Of course, there are some obvious technical things one could do. For instance, it seems reasonable that one might replace POP with Nostr for last-mile delivery. The result would be something somewhat like IMAP. But, you wouldn't want to replace message transport protocols with Nostr. Email's ability to do store-and-forward routing of messages with an explicit destination is very important for the kind of messages best suited for the email paradigm. Often, those messages require a reasonable guarantee of delivery. (i.e. If I'm sending you a contract, I must be sure that you'll receive it and see it.) I think many of Nostr's other applications can be more forgiving about delivery guarantees and they don't need to ensure that you see all messages that might have been accessible by you.

The big differences are in the user interfaces. For messages that really should have been sent via email, it is reasonable that I should have an interface that provides a lossless, potentially permanent, store of messages both received and sent. And, it is reasonable that the interface include mechanisms intended to ensure that I see everything that was sent to me. But, the kind of communications that occurs in at least in what I think are the existing uses of Nostr is more likely to be ephemeral. While a permanent record of Nostr messages might be useful, it isn't essential in the same way that it is with email.

Many mailing lists are, I think, good examples of something that we do with email but that we really shouldn't. When Google Groups came out, I was really hoping that it would help put an end to many mailing lists.
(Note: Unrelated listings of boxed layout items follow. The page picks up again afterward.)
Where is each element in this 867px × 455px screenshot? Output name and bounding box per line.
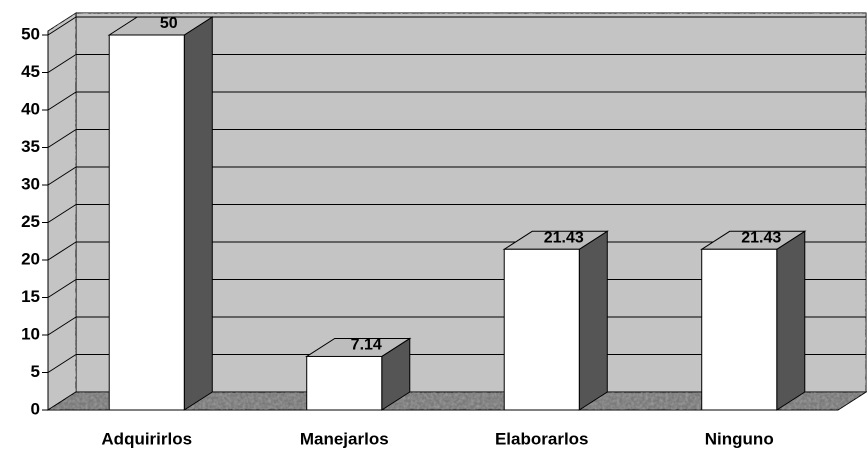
y-tick-label: 0	[31, 399, 40, 418]
grid-line	[47, 91, 77, 111]
data-label: 21.43	[544, 229, 584, 246]
grid-line	[47, 129, 77, 148]
y-tick-label: 25	[21, 212, 40, 231]
back-wall-texture	[76, 13, 866, 392]
floor-texture	[48, 392, 866, 410]
data-label: 50	[160, 15, 178, 32]
bar	[306, 355, 383, 411]
x-tick-label: Adquirirlos	[101, 429, 192, 448]
side-wall-texture	[48, 13, 76, 410]
grid-line	[47, 316, 77, 336]
grid-line	[47, 166, 77, 186]
bar-side	[183, 16, 213, 411]
x-tick-label: Ninguno	[705, 429, 774, 448]
x-tick-label: Manejarlos	[300, 429, 389, 448]
grid-line	[47, 279, 77, 298]
bar-side	[578, 230, 608, 411]
bar	[503, 248, 580, 411]
grid-line	[47, 54, 77, 73]
y-tick-label: 30	[21, 174, 40, 193]
y-tick-label: 40	[21, 99, 40, 118]
y-tick-label: 50	[21, 24, 40, 43]
y-tick-label: 20	[21, 249, 40, 268]
y-tick-label: 10	[21, 324, 40, 343]
x-tick-label: Elaborarlos	[495, 429, 589, 448]
grid-line	[47, 241, 77, 261]
y-tick-label: 5	[31, 362, 40, 381]
y-tick-label: 15	[21, 287, 40, 306]
bar	[701, 248, 778, 411]
data-label: 7.14	[351, 337, 382, 354]
bar-side	[776, 230, 806, 411]
grid-line	[47, 204, 77, 223]
grid-line	[47, 354, 77, 373]
y-tick-label: 35	[21, 137, 40, 156]
bar	[108, 34, 185, 411]
y-tick-label: 45	[21, 62, 40, 81]
data-label: 21.43	[741, 229, 781, 246]
grid-line	[47, 16, 77, 36]
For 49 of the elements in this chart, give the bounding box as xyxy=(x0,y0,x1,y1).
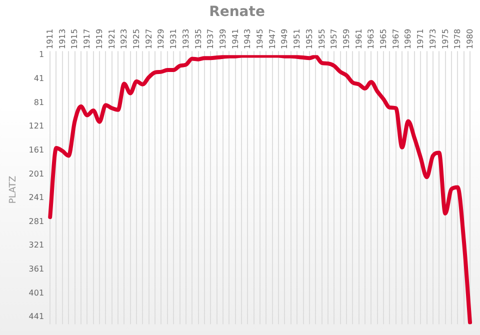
x-tick-label: 1980 xyxy=(465,28,474,50)
x-tick-label: 1923 xyxy=(120,28,129,50)
x-tick-label: 1947 xyxy=(268,28,277,50)
y-tick-label: 321 xyxy=(28,240,44,250)
x-tick-label: 1915 xyxy=(70,28,80,50)
x-tick-label: 1939 xyxy=(218,28,228,50)
x-tick-label: 1931 xyxy=(169,28,178,50)
y-tick-label: 441 xyxy=(28,312,44,322)
x-tick-label: 1913 xyxy=(58,28,67,50)
y-tick-label: 361 xyxy=(28,264,44,274)
x-tick-label: 1949 xyxy=(280,28,290,50)
x-tick-label: 1965 xyxy=(379,28,388,50)
y-tick-label: 121 xyxy=(28,122,44,131)
x-tick-label: 1969 xyxy=(404,28,413,50)
x-tick-label: 1925 xyxy=(132,28,142,50)
x-tick-label: 1935 xyxy=(194,28,203,50)
x-tick-label: 1941 xyxy=(230,28,240,50)
x-tick-label: 1943 xyxy=(243,28,252,50)
y-tick-label: 401 xyxy=(28,288,44,298)
x-tick-label: 1937 xyxy=(206,28,216,50)
y-tick-label: 281 xyxy=(28,216,44,226)
y-tick-label: 201 xyxy=(28,169,44,178)
x-tick-label: 1951 xyxy=(292,28,302,50)
chart-title: Renate xyxy=(209,4,265,20)
x-tick-label: 1921 xyxy=(107,28,116,50)
x-tick-label: 1963 xyxy=(366,28,376,50)
x-tick-label: 1953 xyxy=(304,28,314,50)
x-tick-label: 1917 xyxy=(82,28,92,50)
y-tick-label: 1 xyxy=(38,50,44,60)
x-tick-label: 1955 xyxy=(317,28,326,50)
x-tick-label: 1973 xyxy=(428,28,438,50)
x-tick-label: 1967 xyxy=(391,28,400,50)
x-tick-label: 1927 xyxy=(144,28,154,50)
x-tick-label: 1961 xyxy=(354,28,364,50)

It seems to have had the opposite effect... I'd like to see more of the one-to-many stuff move out of email. The needs are different. For instance, my email system will typically only provide me with messages received since I started using it for a particular list. On the other hand, with many lists, it is useful to be able to view content published before, even long before, one subscribed. Email can't do that. Other patterns can.

But, I'm wandering in this note. The key is that we need to accept that not all messages are the same. We need a variety of methods for dealing with messages having different needs. It is time that we stopped trying to squeeze everything into email, or into any other application pattern.

bob wyman

I first worked on implementing email back in the late 1970's at DEC. (Old folk may remember DEC ALL-IN-1...) Even then it was obvious that while email was, and would remain, tremendously useful, people tended to use email for too many things. The problem wasn't with the protocol for pushing blobs from one place to another, it was that developers tended to present all messages using the same interface metaphor whether for one-to-one messages, or for one-to-many messages. Also, we made a mistake in focussing almost exclusively on push-communications, where it is the message sender who decides who receives messages. We should have put more effort into pull-based systems that allowed message receivers to choose what they received. (i.e. PubSub or other subscription models, as in Nostr).